それは新しいスタッフを採用する段階では特に顕著です。
また、特に学生バイトなど若年層の採用時に見られる傾向として、バイト先探しから面接の予約までをすべてスマホ1台で行うケースも多く、こうした人材を採用する場合に検討する余地があるのが「Web面接」という手法です。
これはZOOMやSkypeなどのオンライン会議システムを用い、店舗まで来店せずに求職者との面接を行うシステムで、アフターコロナ以降在宅ワークの広がりとともに一般化してきました。
近年はこうした手法を取り入れている飲食店も多く見られ、そのどれもが一定の成果を上げています。

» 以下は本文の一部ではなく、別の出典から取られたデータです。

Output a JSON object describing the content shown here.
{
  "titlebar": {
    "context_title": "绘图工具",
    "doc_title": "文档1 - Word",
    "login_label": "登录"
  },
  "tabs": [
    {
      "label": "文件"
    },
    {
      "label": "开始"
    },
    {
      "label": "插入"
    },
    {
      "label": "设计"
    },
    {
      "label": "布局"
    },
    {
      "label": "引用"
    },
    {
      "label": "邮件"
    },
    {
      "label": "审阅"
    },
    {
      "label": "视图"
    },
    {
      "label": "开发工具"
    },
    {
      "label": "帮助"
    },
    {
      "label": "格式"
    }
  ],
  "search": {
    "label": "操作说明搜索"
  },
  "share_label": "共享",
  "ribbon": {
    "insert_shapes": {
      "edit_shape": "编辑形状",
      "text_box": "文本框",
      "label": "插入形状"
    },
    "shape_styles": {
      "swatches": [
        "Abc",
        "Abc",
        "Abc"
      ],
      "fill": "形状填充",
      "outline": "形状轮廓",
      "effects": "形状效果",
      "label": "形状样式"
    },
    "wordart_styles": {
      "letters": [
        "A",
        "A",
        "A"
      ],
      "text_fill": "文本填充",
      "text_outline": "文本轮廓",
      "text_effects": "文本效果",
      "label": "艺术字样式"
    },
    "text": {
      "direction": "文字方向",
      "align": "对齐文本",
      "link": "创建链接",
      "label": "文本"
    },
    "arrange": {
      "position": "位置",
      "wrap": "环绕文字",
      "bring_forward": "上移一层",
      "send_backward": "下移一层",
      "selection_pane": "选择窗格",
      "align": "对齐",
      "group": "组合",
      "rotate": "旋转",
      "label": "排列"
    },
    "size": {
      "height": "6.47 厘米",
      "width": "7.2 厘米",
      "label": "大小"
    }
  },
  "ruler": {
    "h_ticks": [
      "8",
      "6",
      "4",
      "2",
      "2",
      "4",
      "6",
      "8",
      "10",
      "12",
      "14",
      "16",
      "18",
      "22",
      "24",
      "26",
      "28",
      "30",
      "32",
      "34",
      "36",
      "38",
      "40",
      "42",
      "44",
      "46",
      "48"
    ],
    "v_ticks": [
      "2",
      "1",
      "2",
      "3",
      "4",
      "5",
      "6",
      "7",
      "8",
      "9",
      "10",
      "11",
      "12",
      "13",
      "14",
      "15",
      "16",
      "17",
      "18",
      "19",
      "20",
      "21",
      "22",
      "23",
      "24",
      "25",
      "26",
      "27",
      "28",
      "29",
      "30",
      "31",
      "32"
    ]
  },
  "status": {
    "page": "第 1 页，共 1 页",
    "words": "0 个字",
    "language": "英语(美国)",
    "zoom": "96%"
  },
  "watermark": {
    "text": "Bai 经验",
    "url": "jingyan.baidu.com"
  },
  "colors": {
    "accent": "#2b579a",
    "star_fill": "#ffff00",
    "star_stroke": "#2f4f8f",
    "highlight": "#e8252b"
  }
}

Web面接のメリットとしては大きくわけて次のようなものが考えられます。
- 面接時間の調節などが楽に行え、効率とスピードが上がる
- 求職者もわざわざ店舗までくる必要がなく、気軽に応募してもらえる
- スマホ世代の若者を取り込むため、応募までの心理的ハードルを下げられる
- 録画することにより他の責任者と面接の様子を共有できる(個人保護法の観点から録画には双方の同意が必要)
- 外出自粛下でも面接を行うことができる
こうしたさまざまなメリットは、忙しい採用担当者の物理的な成約を減少させ時間を有効活用する(≒コストパソ―マンスの増大)だけでなく、従来よりも数多くの候補者の中から採用する人材を選べるといった副産物も生み出します。
またさらに突き詰めたシステムとして、スマホでの自撮りに慣れた世代特有の感性をうまく利用した、応募者に短時間の応募動画(自己紹介動画)を撮影してもらい、それを投稿してもらって一次選考を行うシステムで成功を収めているケースまであるのです。
コロナ禍で人と人との距離を考え直さねばならない現状でも、最終的にはリアルに対面して働くことが必要な飲食店ではありますが、応募者の心理的ハードルを下げるためにも、こうしたWeb面接ツールを利用した人材採用を取り入れてみるのは、人手不足に悩む飲食店にとっては1つの光明となるのではないでしょうか。
まとめ
連載企画の第2回目として、「クラウドサービスを利用した業務効率化」と「Web面接による人材確保」について解説してまいりました。
これら2つの取り組みは、小規模店舗でも比較的簡単に取り入れられるシステムですので、DXの取り組みの最初期の段階で取り組むことをおすすめします。
とはいえ、DX推進はバランスが大事です。
どれか1つの業務をIT化しただけでは、本当の意味でのDXは成し得ません。
しっかりとしたDXによるゴールを見極めて、そのためには自店のどこを変革、あるいはブラッシュアップしていかなければならないのか。
そうした本質を忘れずにDX導入へと邁進してください。